Abstract and Applied Analysis
Volume 2003 (2003), Issue 8, Pages 449-477
Mann iterates of directionally nonexpansive mappings in hyperbolic spaces
1Department of Computer Science, University of Aarhus, Ny Munkegade, Aarhus C DK-8000, Denmark
2National Institute for Research and Development in Informatics, 8-10 Maresal Al. Averescu Avenue, Sector 1, Bucharest 71316, Romania
Received 2 July 2002
Copyright © 2003 Ulrich Kohlenbach and Laurenţiu Leuştean. This is an open access article distributed under the Creative Commons Attribution License, which permits unrestricted use, distribution, and reproduction in any medium, provided the original work is properly cited.

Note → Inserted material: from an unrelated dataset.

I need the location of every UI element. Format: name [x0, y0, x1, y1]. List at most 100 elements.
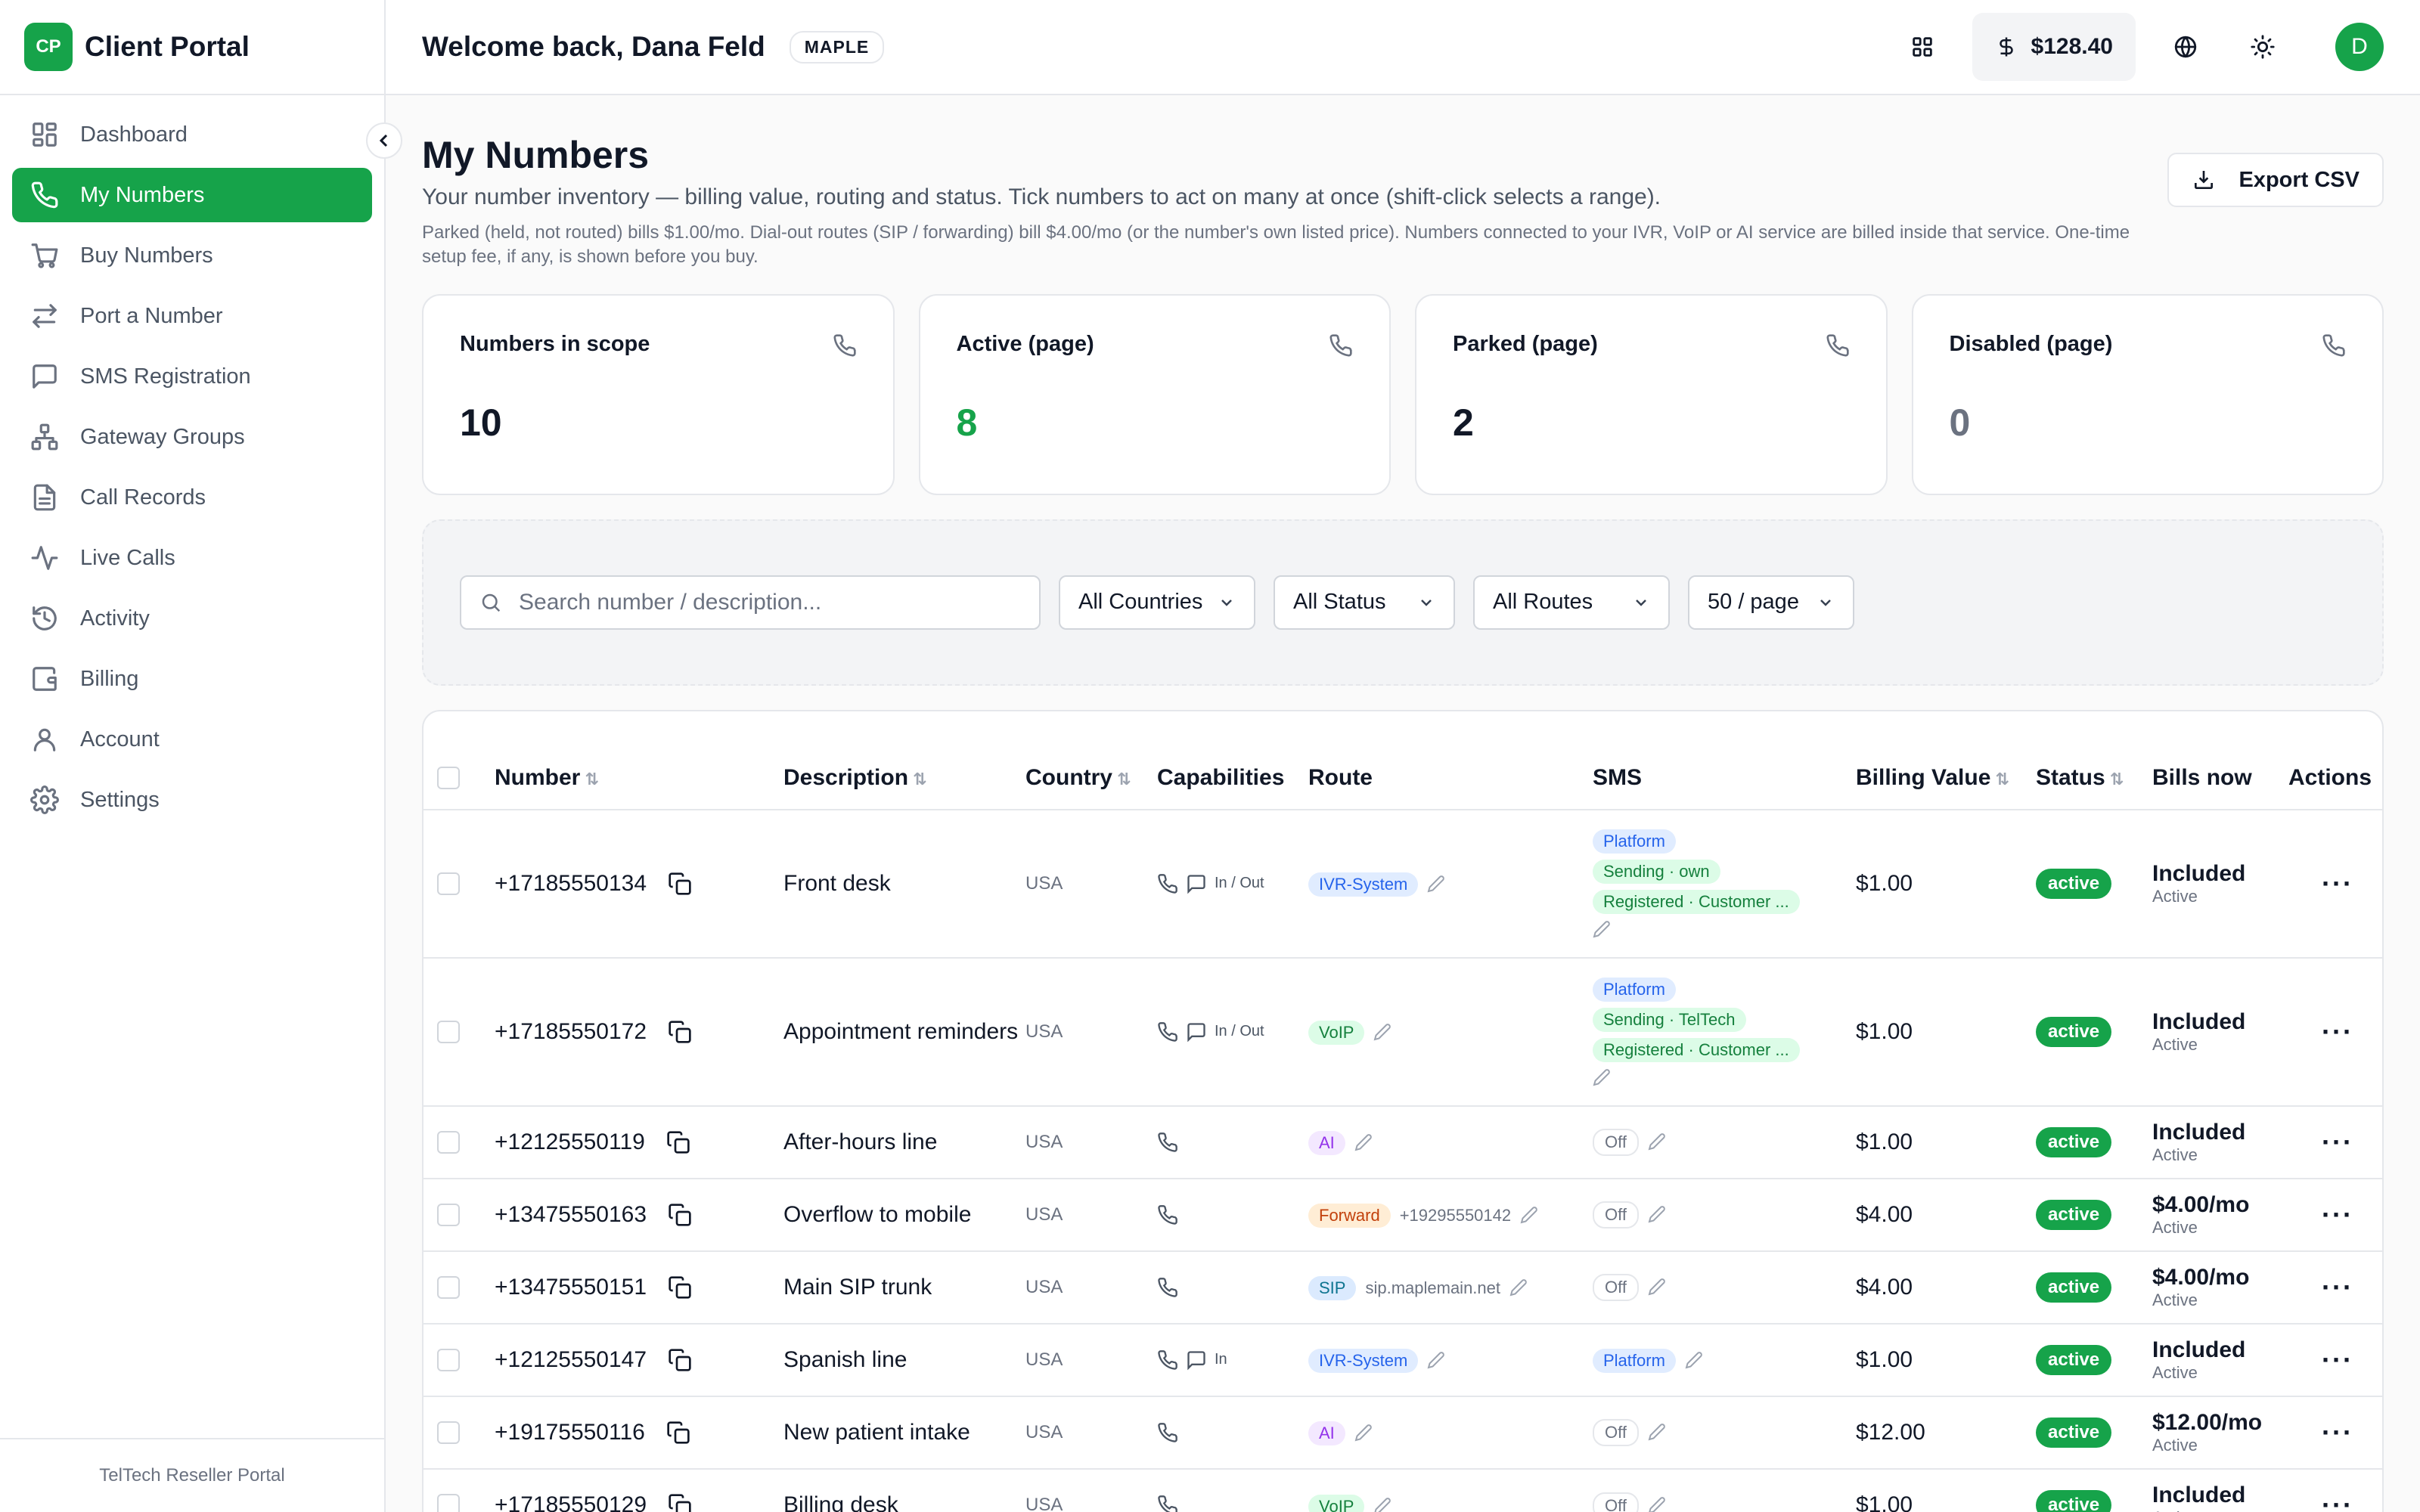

In a previous paper, the first author derived an explicit quantitative version of a theorem due to Borwein, Reich, and Shafrir on the asymptotic behaviour of Mann iterations of
nonexpansive mappings of convex sets in normed linear spaces. This quantitative version, which was obtained by a logical analysis of the ineffective proof given by Borwein, Reich, and Shafrir, could be used to obtain strong uniform bounds on the asymptotic regularity of such iterations in the case of bounded and even weaker conditions. In this paper, we extend these results to hyperbolic spaces and directionally nonexpansive mappings. In particular, we obtain significantly stronger and more general forms of the main results of a recent paper by W. A.
Kirk with explicit bounds. As a special feature of our approach, which is based on logical analysis instead of functional analysis, no functional analytic embeddings are needed to obtain our uniformity results which contain all previously known results of this kind as special cases.